Kamis, 29 Oktober 2009

Catatan Hukum Orang (Maaf) Gak Ngerti Hukum

Kemarin perseteruan antara KPK dan Kepolisian (ditampik oleh Kadiv Humas Mabes Polri) memasuki babak baru. Di luar dugaan banyak pihak, Chandra dan Bibit mendadak ditahan. Gelombang dukungan pun mengalir kepada kedua wakil ketua KPK non-aktif ini. Memang, orang awam pun akan bertanya-tanya, kalau memang keduanya perlu ditahan, mengapa tidak sejak ditetapkan sebagai tersangka bulan Juli keduanya langsung ditahan? Kenyataan bahwa Chandra dan Bibit dengan disiplin melakukan wajib lapor ke Mabes Polri mengusik nurani keadilan mengapa keduanya harus ditahan. Alasan subjektif bahwa keduanya bisa mengulangi perbuatan yang sama, akan menghilangkan barang bukti, dan akan melarikan diri oleh banyak pihak yang mengerti hukum telah dimentahkan. Logika akal sehat pun mengatakan begitu. Bagaimana mungkin Bibit Chandra akan mengulangi perbuatan atau menghilangkan barang bukti sementara keduanya telah non-aktif dari KPK. Satu-satunya alasan penahanan keduanya yang bisa diterima adalah karena ancaman hukuman mereka di atas lima tahun. Namun, ya itu tadi, kalau memang inilah dasar yang dipakai polisi untuk menahan keduanya, mengapa tidak sejak awal?
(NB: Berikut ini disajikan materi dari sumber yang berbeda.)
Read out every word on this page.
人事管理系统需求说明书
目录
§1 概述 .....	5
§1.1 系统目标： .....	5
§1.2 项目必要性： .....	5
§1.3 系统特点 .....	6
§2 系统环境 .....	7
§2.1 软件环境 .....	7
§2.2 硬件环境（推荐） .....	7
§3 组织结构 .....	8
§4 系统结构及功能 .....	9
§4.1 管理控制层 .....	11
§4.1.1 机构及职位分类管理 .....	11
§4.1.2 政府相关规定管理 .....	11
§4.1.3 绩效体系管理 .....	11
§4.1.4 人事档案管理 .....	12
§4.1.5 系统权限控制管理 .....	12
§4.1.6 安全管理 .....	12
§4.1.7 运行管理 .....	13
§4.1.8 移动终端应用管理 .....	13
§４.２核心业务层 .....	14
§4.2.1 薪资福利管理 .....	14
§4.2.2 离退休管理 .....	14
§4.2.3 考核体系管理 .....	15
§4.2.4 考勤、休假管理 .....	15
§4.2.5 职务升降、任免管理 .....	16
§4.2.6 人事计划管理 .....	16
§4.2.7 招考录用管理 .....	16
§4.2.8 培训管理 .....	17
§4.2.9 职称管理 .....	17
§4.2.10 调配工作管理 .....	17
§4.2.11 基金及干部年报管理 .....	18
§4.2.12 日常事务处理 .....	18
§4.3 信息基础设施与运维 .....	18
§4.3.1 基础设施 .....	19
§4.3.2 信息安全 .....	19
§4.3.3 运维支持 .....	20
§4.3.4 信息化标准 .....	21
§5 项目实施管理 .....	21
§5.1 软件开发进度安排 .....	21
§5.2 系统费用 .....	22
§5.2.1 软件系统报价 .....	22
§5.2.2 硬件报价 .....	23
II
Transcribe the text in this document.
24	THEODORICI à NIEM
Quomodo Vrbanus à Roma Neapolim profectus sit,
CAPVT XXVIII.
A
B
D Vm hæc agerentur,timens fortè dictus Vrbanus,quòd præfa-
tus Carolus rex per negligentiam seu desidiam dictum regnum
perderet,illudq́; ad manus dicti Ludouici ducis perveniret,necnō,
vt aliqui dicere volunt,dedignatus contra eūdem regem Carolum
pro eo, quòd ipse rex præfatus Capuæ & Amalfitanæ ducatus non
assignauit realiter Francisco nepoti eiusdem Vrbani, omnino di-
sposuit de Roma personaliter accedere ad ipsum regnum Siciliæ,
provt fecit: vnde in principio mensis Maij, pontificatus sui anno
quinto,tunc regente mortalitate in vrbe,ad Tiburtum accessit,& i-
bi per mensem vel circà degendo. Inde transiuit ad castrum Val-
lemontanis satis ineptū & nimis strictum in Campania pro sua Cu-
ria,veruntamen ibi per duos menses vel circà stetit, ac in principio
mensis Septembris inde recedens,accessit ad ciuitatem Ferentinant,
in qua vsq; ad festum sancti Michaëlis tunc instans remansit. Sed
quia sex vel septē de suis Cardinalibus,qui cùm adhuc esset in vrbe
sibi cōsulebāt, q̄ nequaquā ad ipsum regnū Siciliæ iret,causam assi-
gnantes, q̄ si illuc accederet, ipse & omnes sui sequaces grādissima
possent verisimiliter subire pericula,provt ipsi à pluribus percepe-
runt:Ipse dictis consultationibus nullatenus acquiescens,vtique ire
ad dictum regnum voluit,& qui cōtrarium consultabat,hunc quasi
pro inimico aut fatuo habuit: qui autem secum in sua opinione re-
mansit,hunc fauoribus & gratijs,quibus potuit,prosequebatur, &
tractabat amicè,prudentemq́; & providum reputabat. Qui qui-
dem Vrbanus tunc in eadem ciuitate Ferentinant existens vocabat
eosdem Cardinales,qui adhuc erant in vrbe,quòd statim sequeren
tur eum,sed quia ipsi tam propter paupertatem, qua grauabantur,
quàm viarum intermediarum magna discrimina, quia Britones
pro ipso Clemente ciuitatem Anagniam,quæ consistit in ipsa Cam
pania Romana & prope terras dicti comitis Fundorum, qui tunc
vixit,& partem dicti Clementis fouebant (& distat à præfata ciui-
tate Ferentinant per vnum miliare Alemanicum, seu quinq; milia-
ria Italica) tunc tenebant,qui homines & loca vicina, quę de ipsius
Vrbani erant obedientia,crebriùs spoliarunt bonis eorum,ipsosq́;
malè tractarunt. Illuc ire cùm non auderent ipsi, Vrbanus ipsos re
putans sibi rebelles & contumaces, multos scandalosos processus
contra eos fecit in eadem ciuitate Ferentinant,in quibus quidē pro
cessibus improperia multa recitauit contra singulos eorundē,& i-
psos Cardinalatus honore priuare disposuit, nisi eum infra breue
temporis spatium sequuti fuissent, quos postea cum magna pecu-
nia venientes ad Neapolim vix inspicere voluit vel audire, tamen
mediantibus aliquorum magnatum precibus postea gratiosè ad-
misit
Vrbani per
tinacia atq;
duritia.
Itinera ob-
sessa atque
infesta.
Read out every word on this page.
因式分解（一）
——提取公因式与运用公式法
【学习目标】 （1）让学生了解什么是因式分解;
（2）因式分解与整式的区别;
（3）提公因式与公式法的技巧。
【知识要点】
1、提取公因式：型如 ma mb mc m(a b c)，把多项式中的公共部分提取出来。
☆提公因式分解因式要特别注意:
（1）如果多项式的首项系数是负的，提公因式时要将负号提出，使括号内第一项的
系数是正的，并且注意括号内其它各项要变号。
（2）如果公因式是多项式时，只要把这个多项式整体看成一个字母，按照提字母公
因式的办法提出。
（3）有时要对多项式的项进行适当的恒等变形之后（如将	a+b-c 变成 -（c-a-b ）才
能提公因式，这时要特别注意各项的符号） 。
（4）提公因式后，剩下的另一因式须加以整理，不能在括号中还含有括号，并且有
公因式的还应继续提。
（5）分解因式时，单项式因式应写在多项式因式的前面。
Realitas bahwa Chandra-Bibit ditahan setelah beredar luas transkrip telepon yang menyebut-nyebut beberapa pejabat bisa menjadi spekulasi untuk mencari alasan mengapa keduanya ditahan. Kita ingat, beberapa hari yang lalu Presiden SBY melalui jurubicaranya Dino Pati Jalal mengatakan bahwa namanya dicatut dan minta diusut tuntas. Hari ini, di running text sebuah televisi swasta tertulis "Polri akan usut pencatutan nama Presiden" (kira-kira). Nah, ada benang merah yang tampak di situ. Tampaknya polisi mencurigai Bibit-Chandra adalah orang yang menyebarluaskan transkrip telepon yang membawa-bawa nama presiden. Dengan sudut pandang ini, kita bisa memahami mengapa Bibit-Chandra baru ditahan sekarang dan bukan sejak ditetapkan sebagai tersangka.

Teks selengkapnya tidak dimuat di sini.